Foundation models often struggle with uncertainty when faced with new situations in online decision-making, necessitating scalable and efficient exploration to resolve this uncertainty. We introduce GPT-HyperAgent, an augmentation of GPT with HyperAgent for uncertainty-aware, scalable exploration in contextual bandits, a fundamental online decision problem involving natural language input. We prove that HyperAgent achieves fast incremental uncertainty estimation with $\tilde{O}(\log T)$ per-step computational complexity over $T$ periods under the linear realizable assumption. Our analysis demonstrates that HyperAgent’s regret order matches that of exact Thompson sampling in linear contextual bandits, closing a significant theoretical gap in scalable exploration. Empirical results in real-world contextual bandit tasks, such as automated content moderation with human feedback, validate the practical effectiveness of GPT-HyperAgent for safety-critical decisions. Our code is open-sourced at \url{}.

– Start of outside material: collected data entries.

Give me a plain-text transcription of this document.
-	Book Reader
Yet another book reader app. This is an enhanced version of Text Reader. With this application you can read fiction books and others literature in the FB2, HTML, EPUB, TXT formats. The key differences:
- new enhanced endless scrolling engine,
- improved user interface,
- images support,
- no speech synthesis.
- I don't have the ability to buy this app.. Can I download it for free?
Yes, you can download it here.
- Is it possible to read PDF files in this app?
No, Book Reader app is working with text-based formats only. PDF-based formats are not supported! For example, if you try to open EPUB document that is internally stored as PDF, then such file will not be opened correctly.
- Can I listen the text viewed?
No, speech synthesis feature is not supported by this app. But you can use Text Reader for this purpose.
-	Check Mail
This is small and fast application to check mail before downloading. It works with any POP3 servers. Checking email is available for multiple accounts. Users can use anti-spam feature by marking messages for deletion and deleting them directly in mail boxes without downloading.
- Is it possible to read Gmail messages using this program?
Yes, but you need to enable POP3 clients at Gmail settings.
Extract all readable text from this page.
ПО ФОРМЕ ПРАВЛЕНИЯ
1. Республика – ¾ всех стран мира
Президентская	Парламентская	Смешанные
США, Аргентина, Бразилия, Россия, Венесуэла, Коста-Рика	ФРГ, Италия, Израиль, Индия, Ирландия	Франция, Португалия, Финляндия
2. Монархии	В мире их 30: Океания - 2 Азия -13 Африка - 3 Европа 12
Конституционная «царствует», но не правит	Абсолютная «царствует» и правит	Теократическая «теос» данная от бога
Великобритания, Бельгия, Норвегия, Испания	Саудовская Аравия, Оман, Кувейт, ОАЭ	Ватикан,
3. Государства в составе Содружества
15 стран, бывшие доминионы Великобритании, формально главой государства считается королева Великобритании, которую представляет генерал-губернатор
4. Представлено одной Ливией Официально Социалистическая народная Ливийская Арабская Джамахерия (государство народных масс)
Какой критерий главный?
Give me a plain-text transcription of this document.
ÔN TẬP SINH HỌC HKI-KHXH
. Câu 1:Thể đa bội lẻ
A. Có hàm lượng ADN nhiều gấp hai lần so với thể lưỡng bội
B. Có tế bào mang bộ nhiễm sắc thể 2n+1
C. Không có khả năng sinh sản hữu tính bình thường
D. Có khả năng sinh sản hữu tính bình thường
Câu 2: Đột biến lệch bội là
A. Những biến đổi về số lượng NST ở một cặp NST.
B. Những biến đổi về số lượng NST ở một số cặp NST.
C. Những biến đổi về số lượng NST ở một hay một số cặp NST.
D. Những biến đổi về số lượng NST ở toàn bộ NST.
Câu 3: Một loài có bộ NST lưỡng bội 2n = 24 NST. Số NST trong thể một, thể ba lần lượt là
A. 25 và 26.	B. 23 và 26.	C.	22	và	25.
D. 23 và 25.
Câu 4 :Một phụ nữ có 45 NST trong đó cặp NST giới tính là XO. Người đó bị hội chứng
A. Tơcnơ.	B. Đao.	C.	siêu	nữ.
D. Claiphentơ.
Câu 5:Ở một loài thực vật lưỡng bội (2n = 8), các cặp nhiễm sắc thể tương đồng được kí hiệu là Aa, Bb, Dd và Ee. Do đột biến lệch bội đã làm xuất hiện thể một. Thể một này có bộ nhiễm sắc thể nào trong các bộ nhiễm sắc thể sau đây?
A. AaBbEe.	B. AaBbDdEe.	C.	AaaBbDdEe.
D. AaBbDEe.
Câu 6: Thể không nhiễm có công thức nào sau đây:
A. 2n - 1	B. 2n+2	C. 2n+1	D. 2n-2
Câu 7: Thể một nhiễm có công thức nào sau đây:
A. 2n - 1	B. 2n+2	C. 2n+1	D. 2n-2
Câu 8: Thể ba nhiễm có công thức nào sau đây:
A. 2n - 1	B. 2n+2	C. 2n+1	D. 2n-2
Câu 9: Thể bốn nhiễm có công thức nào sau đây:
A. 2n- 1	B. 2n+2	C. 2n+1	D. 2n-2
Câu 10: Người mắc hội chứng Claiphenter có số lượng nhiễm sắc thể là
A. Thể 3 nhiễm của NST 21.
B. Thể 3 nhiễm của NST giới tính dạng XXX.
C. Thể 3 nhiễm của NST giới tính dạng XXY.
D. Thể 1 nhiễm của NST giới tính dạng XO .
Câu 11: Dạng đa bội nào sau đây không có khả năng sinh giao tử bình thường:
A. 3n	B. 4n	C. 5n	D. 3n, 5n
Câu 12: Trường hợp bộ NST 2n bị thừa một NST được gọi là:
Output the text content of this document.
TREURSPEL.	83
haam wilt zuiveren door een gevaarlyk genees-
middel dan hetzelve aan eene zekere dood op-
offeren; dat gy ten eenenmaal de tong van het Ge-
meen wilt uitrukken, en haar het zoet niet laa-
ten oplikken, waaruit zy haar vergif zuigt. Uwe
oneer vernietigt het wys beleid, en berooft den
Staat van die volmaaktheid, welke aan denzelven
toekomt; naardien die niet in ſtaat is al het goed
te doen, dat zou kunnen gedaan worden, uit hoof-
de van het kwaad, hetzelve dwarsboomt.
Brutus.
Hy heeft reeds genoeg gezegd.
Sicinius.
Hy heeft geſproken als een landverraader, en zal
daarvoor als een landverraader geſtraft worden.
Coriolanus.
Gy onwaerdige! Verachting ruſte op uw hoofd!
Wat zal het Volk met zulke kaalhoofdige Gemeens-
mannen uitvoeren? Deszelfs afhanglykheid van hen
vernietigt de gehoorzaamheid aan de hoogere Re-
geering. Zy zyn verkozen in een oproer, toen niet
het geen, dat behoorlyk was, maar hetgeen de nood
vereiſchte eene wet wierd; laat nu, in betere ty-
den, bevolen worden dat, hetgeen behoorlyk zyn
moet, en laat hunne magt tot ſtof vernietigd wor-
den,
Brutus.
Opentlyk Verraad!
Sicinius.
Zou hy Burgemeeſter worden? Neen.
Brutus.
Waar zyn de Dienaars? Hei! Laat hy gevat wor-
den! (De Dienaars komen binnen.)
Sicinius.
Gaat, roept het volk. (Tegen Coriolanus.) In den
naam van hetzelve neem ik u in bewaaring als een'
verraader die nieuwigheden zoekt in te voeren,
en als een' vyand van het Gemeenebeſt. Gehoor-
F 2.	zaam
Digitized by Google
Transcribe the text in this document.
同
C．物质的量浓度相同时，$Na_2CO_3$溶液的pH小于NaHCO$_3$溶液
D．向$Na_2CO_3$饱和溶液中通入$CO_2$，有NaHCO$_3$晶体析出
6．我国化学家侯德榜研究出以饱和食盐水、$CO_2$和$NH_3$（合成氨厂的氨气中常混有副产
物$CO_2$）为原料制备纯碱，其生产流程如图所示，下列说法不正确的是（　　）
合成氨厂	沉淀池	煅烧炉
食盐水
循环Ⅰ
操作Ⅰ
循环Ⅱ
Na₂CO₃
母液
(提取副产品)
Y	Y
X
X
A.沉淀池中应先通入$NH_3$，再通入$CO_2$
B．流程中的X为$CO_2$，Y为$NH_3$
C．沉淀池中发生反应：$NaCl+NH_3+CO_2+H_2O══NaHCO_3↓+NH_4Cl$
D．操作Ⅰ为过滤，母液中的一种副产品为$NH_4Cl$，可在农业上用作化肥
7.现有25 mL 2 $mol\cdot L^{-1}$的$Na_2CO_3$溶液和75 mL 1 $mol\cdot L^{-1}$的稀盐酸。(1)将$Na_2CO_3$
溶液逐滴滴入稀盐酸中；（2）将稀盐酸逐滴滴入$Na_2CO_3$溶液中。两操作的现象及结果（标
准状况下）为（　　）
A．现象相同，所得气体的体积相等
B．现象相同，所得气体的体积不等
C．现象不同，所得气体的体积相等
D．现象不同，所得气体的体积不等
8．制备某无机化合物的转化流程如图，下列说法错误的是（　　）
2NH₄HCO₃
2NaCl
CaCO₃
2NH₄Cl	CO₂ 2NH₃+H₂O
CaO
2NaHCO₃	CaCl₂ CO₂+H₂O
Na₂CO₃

Preprint. Presentation at ICML 2024 Workshops: (1) “Aligning Reinforcement Learning Experimentalists and Theorists”; (2) “Automated Reinforcement Learning: Exploring Meta-Learning, AutoML, and LLMs”

Summary of technical contributions of HyperAgent

  1. New probability tools in high-dimensional probability and statistics
  • The first probability tool for sequential random projection, a non-trivial martingale extension of Johnson-Lindenstrauss (JL) for adaptively sampled data due to the sequential nature of RL;
  • A unified and simple analysis for JL via high-dimension extension of Hanson-Wright.
  1. Methodology for sequential-decision making
  • Hypermodel: efficient incremental approximation of the posterior (uncertainty quantification) over complex models without leveraging conjugacy as encountering more data;
  • Index sampling: approximate posterior sampling for data-efficient sequential decision-making.
  1. Results for sequential-decision making
  • Practically, our developed HyperAgent demonstrates its robust performance in large-scale deep RL benchmarks with significant efficiency gain in terms of both data and computation;
  • Theoretically, the first method to achieve logarithmic per-step computation and sublinear under tabular episodic RL and linear contextual bandit setups among practically scalable algorithms. At the heart of the analysis is the sequential incremental posterior approximation argument, made possible by the our developed first probability tool for sequential random projection.